The effects of a chatbot on user behaviour can be well monitored with a soft launch. A soft launch is also recommended to eliminate possible functional errors without having too many users exposed to them. Soft launch means that the chatbot is introduced step by step, so that only a limited number of website visitors (e.g. 10%) can see it at the start. While constantly monitoring KPI’s, the number is increased until the chatbot is finally visible to 100% of visitors. An additional possibility is to first show the chatbot on one website page only, for example on the FAQ page, and then slowly implement it on other pages. When the Erasmus University in Rotterdam launched their chatbot, they also experienced the benefits of starting step by step:

“We didn’t publicise the go-live at all. The bot was first live for three weeks before we launched it through a campaign. The funny thing was that people started using the bot right away. I’m very happy we did it that way because things came up that we didn’t see during the test period. For example, the call to action was not clear enough”, says Christa van der Kruk, Marketing & Communication Advisor at Erasmus University in Rotterdam.”

4. Regular maintenance of the chatbot

The implementation of a chatbot is not a one-time thing. It needs regular maintenance to make it better – by providing it with new input, correcting its mistakes and adjusting its answers.

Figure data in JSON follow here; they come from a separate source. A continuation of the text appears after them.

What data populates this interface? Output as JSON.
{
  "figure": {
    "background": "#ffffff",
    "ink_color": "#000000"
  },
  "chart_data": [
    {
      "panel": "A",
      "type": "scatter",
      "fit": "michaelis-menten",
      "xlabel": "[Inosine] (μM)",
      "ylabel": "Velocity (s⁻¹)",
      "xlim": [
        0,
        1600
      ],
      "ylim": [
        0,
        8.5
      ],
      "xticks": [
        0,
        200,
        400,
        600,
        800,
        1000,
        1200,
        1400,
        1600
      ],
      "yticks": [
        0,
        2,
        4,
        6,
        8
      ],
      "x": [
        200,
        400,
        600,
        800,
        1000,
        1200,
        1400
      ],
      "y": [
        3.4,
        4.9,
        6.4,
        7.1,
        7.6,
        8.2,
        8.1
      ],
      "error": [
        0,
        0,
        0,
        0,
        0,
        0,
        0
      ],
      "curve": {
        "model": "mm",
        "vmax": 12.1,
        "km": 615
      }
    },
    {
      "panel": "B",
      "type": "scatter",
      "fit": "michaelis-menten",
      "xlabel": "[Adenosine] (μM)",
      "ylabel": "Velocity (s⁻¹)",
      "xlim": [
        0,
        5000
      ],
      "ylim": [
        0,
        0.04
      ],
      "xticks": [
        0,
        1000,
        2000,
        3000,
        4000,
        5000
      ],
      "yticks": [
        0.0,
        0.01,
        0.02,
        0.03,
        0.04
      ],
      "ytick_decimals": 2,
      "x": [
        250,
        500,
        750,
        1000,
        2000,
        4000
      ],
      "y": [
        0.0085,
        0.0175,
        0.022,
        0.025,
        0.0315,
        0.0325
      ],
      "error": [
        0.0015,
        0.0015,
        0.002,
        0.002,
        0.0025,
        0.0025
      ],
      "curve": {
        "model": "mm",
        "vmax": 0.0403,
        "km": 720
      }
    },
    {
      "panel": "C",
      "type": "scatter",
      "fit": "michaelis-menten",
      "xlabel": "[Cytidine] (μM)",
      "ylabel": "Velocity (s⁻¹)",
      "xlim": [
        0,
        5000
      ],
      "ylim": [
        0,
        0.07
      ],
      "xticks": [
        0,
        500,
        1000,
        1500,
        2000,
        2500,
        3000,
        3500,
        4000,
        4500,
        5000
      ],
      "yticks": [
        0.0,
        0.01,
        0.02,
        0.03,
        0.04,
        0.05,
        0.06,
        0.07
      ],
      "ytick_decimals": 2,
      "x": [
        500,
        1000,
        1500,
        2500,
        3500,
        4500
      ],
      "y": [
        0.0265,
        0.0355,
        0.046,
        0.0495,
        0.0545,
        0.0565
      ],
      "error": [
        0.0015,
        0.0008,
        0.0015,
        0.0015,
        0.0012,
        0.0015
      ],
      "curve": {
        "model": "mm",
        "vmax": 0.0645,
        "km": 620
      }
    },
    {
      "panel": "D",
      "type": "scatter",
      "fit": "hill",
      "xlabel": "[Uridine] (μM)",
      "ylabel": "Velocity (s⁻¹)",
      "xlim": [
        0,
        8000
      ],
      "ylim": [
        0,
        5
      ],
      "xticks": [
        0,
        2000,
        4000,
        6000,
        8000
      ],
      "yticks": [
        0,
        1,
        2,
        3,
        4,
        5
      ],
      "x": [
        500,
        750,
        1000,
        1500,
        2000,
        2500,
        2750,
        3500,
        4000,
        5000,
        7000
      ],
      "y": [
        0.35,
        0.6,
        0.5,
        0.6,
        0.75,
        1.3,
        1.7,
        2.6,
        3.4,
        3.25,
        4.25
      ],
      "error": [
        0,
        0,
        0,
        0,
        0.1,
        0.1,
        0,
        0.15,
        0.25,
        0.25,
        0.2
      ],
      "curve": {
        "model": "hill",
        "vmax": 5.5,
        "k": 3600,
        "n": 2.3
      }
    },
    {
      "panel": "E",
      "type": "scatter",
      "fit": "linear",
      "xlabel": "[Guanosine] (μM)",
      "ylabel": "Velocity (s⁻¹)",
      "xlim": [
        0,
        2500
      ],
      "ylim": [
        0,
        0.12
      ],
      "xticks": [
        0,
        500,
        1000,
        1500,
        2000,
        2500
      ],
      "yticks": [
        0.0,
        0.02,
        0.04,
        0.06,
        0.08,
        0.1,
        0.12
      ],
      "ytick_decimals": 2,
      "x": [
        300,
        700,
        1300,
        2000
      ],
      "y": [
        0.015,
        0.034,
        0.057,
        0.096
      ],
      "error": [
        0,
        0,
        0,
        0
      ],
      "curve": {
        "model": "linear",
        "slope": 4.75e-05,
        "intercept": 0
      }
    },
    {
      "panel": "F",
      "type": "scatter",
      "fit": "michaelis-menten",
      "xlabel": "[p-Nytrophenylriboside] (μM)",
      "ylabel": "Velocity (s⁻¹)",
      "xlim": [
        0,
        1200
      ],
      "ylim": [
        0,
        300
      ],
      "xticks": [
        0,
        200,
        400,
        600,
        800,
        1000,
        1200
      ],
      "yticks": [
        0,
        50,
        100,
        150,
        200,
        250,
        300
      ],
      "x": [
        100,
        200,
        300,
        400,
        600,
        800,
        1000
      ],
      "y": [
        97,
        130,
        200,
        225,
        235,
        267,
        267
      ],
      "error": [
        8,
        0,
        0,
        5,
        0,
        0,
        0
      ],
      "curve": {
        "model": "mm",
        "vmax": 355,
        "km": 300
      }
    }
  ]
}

“Don’t let your chatbot out of your sight – especially at the beginning it needs to be constantly monitored.” says Remy.

Customer needs can also change over time. New products may be introduced or external influences, such as the season, may change the nature of the frequently asked questions. A university or technical college that receives many questions about the choice of study subject in spring may receive completely different questions in autumn, e.g. about exams.

What metrics and KPI's should be monitored to check the chatbot?

To measure the effectiveness of the chatbot, the number of conversations it has been involved with is an important indicator. Also check, which part of the conversations was successfully completed by the chatbot and which part was handed over to a human employee. In order to determine how good the chatbot already is in recognizing the intention of the customer, the number of correctly classified requests and statistics on Natural Language Processing (NPL) should be looked at. In addition to these indicators, which reflect the performance of the chatbot, the effect on customers and employees should also be examined. Has the NPS score, or any other measure of customer satisfaction, changed positively? Have waiting times become shorter? Do customer service representatives have more time to deal with complex customer cases?

What effect can you expect in the first months with a chatbot?

Within the first months, the chatbot should become a fully integrated and accepted member of the customer service team. The workload of customer service employees should go down and they should have more time to advise customers on complex issues. Both the number of questions correctly classified (intent recognition) by the chatbot and the number of questions answered by it should have increased significantly. As a rule of thumb you can expect a chatbot at this stage to correctly recognize the intent of a message in 80% of cases and to participate in about 15% of incoming messages. Be aware though that these numbers strongly depend on the type of chatbot applied, on the number of tasks he is solving and on the input that it receives from the team to become better.